France | France, Conseil d'État, 6ème et 1ère sous-sections réunies, 13 juillet 2011, 332132


Vu, 1° sous le n° 332132, le pourvoi, enregistré le 18 septembre 2009 au secrétariat du contentieux du Conseil d'Etat, présenté par le PARQUET GENERAL PRES LA COUR DES COMPTES, dont le siège est 13, rue Cambon à Paris 01 SP (75100) ; le PARQUET GENERAL PRES LA COUR DES COMPTES demande au Conseil d'Etat :

1°) d'annuler l'arrêt n° 55525 du 15 juillet 2009 par lequel la Cour des comptes, statuant définitivement, a annulé le jugement du 15 octobre 2004 par lequel la chambre régionale des comptes de Picardie a fixé définitivement la ligne de compte de la gestion de fait de l'

Association de formation des élus méruviens (AFEM) ainsi que les juge...
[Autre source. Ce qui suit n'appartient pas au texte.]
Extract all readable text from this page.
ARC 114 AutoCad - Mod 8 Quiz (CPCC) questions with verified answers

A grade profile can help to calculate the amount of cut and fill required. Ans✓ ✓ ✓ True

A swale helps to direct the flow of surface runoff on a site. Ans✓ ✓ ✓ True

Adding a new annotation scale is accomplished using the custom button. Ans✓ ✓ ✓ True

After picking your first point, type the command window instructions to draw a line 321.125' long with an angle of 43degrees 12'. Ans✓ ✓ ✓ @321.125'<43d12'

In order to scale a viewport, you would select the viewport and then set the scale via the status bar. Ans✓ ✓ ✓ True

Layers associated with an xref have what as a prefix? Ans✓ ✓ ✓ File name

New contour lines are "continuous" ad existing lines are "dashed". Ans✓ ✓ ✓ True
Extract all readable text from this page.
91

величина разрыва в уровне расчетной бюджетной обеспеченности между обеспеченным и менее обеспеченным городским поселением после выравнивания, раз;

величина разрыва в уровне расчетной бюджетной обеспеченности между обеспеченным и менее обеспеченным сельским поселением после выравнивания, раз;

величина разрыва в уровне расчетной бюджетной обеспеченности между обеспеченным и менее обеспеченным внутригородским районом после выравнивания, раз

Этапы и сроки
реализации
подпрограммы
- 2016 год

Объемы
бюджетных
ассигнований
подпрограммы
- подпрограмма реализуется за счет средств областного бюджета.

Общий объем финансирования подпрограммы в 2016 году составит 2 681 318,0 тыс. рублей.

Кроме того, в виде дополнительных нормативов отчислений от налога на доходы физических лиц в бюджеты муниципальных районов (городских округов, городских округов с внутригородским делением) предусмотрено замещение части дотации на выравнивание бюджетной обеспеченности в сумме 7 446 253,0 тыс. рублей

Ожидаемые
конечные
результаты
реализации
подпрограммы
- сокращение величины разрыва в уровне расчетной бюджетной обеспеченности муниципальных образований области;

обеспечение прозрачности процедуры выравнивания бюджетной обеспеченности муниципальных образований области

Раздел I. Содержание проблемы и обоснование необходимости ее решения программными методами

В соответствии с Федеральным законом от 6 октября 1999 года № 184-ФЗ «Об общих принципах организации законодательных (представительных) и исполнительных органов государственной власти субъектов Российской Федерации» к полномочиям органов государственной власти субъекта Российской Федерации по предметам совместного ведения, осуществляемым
Vu, 1° sous le n° 332132, le pourvoi, enregistré le 18 septembre 2009 au secrétariat du contentieux du Conseil d'Etat, présenté par le PARQUET GENERAL PRES LA COUR DES COMPTES, dont le siège est 13, rue Cambon à Paris 01 SP (75100) ; le PARQUET GENERAL PRES LA COUR DES COMPTES demande au Conseil d'Etat :

1°) d'annuler l'arrêt n° 55525 du 15 juillet 2009 par lequel la Cour des comptes, statuant définitivement, a annulé le jugement du 15 octobre 2004 par lequel la chambre régionale des comptes de Picardie a fixé définitivement la ligne de compte de la gestion de fait de l'Association de formation des élus méruviens (AFEM) ainsi que les jugements provisoires des 30 avril 1998, 28 novembre 2000 et 2 décembre 2003 ;

2°) de renvoyer l'affaire devant la Cour des comptes ;

Vu, 2° sous le n° 332134, le pourvoi, enregistré le 18 septembre 2009 au secrétariat du contentieux du Conseil d'Etat, présenté par le PARQUET GENERAL PRES LA COUR DES COMPTES, dont le siège est 13, rue Cambon à Paris 01 Sp (75100) ; le PARQUET GENERAL PRES LA COUR DES COMPTES demande au Conseil d'Etat :

1°) d'annuler l'arrêt n° 55531 du 15 juillet 2009 par lequel la Cour des comptes, statuant définitivement, a annulé le jugement du 15 octobre 2004 par lequel la chambre régionale des comptes de Picardie a fixé définitivement la ligne de compte de la gestion de fait de l'association " Les amis de Méru information " (AMI) ainsi que les jugements provisoires des 30 avril 1998, 28 novembre 2000 et 2 décembre 2003 ;

2°) de renvoyer l'affaire devant la Cour des comptes ;

....................................................................................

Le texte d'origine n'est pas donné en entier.